I saw McCain on the View yesterday (don’t hate on me, the Shrews are my one guilty pleasure) I’ve pretty much tuned out the presidential race because no matter who wins they are going to do Israel’s bidding and attack Iran, Lebanon, Syria, Pakistan…

I have to say though that McCain was SCARY. So scary that I called his office and refuted him point by point to his less-than-charming press assistant. Not that it helps — no one in Congress listens to we the people.

I think that McCain is demented — the man is truly nuts. He claimed that he would continue Bush’s “small government” WTF - small government??? Tapping our phones, emails, IMs (and this post too, I’d guess) is small government???

Being molested by the TSA thugs with no probably cause when all a “terrorist” needs to do is blow him or herself up in the security waiting line or at the Mall of America or sneak into one of our nuclear plants is “small government”???

Endless war on behalf of the country Congress truly works for (one guess and that would be Israel) and a more than trillion dollar owed to China and other central Asian countries is “small government????”

Comment by peace
2008-04-12 01:15:20

Thanks to InchoateDetail above for speaking up to McCain, via a designated press assistant. The horror of IsraelUSA.

 
 
Comment by Mooser
2008-04-11 07:58:07

For every one potential McVeigh there will be 100,000 potential anti-war Vets.
Brad

Brad, that’s not what happened last time, with the War On Viet Nam. Can you really see vets, aside from the psychological pressure, dividing their time between anti-war activitites and trying to get their dis-ability benefits? “Well, Mr. Iraq Vet, it seems to me that if you are healthy enough to indulge in anti-war activities, you aren’t disabled enough to need a disability pension. Besides, do you really want to turn on your brothers-in-arms”?

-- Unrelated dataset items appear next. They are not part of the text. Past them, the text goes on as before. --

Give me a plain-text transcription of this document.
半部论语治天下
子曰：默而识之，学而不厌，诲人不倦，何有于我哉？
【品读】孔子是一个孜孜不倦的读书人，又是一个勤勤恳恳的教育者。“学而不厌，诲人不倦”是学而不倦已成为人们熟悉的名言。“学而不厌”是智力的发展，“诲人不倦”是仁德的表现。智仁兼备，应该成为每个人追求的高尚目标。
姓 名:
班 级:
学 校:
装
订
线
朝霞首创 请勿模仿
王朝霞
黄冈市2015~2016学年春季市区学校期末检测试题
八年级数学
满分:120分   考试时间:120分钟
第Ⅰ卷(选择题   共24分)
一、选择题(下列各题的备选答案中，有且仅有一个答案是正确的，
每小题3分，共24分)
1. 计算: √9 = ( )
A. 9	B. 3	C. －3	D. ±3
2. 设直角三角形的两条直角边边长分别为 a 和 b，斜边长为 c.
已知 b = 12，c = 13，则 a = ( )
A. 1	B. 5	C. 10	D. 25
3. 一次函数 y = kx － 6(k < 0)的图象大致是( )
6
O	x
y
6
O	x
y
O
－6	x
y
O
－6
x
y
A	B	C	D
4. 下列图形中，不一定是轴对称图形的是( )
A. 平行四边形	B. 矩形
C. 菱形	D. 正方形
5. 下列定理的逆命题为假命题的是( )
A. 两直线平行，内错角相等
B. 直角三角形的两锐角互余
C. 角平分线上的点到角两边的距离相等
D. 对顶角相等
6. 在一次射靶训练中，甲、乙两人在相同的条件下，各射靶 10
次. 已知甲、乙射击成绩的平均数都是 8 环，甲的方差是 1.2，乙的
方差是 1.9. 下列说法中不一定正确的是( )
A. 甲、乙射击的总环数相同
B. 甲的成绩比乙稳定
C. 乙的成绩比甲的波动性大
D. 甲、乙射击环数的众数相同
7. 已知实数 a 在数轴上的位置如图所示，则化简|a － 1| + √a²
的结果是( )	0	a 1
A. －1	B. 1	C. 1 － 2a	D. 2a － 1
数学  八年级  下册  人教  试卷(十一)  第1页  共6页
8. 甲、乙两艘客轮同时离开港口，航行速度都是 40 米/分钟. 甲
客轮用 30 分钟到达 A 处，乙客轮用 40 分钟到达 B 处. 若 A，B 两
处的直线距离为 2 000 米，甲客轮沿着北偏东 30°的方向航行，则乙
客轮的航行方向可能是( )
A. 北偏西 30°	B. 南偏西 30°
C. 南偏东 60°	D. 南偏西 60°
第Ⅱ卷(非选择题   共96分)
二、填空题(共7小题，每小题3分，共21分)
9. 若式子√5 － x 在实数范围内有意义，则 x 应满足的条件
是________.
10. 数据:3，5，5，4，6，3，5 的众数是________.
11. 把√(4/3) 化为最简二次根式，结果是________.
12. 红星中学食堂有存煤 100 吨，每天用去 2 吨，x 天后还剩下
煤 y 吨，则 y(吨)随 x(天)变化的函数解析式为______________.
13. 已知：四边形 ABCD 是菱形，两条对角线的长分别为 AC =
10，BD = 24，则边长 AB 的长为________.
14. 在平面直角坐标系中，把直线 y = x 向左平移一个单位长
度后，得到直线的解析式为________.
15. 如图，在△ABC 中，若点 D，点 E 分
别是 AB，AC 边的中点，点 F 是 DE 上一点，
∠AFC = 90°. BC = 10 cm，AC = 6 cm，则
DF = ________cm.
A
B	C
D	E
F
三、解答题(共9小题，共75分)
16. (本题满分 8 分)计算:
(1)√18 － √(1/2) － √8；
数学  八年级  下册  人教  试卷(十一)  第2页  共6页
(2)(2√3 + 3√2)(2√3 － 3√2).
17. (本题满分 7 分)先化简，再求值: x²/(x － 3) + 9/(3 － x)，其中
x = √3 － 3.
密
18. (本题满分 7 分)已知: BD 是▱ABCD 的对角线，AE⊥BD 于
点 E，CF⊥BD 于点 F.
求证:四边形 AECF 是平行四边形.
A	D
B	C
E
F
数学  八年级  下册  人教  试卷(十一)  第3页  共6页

Everybody wants to find a pony in the War On Iraq. I am afraid that’s another pony, the vets-will-now-turn-against-the-war pony, which won’t be there.

 
Comment by Mooser
2008-04-11 08:04:38

Brad, I live in an entirely military community. Look- if you won’t try and tell me those people aren’t better than anybody else, I won’t try and tell you they are worse, okay?

Gee, and for a guy who’s anti-war, you sure put a lot of stock in “combat time”.

Brad, if wars can make people peaceful, why shouldn’t we have them all the time? Then there would be peace, right?

 
Comment by Mooser
2008-04-11 08:09:36

no matter who wins they are going to do Israel’s bidding and attack Iran, Lebanon, Syria, Pakistan…

Yeah, I can just see the Republicans cheering Obama (or Hillary) on as he (or she) accomplishes what they couldn’t. Oh yeah, that’s gonna happen.

If Obama, or maybe even Hillary, wins, the Repubs will immediately begin growing their hair out, carrying peace signs, and getting real concerned about detainees and collateral damage.
Doesn’t anybody remember Clinton’s Balkan intervention?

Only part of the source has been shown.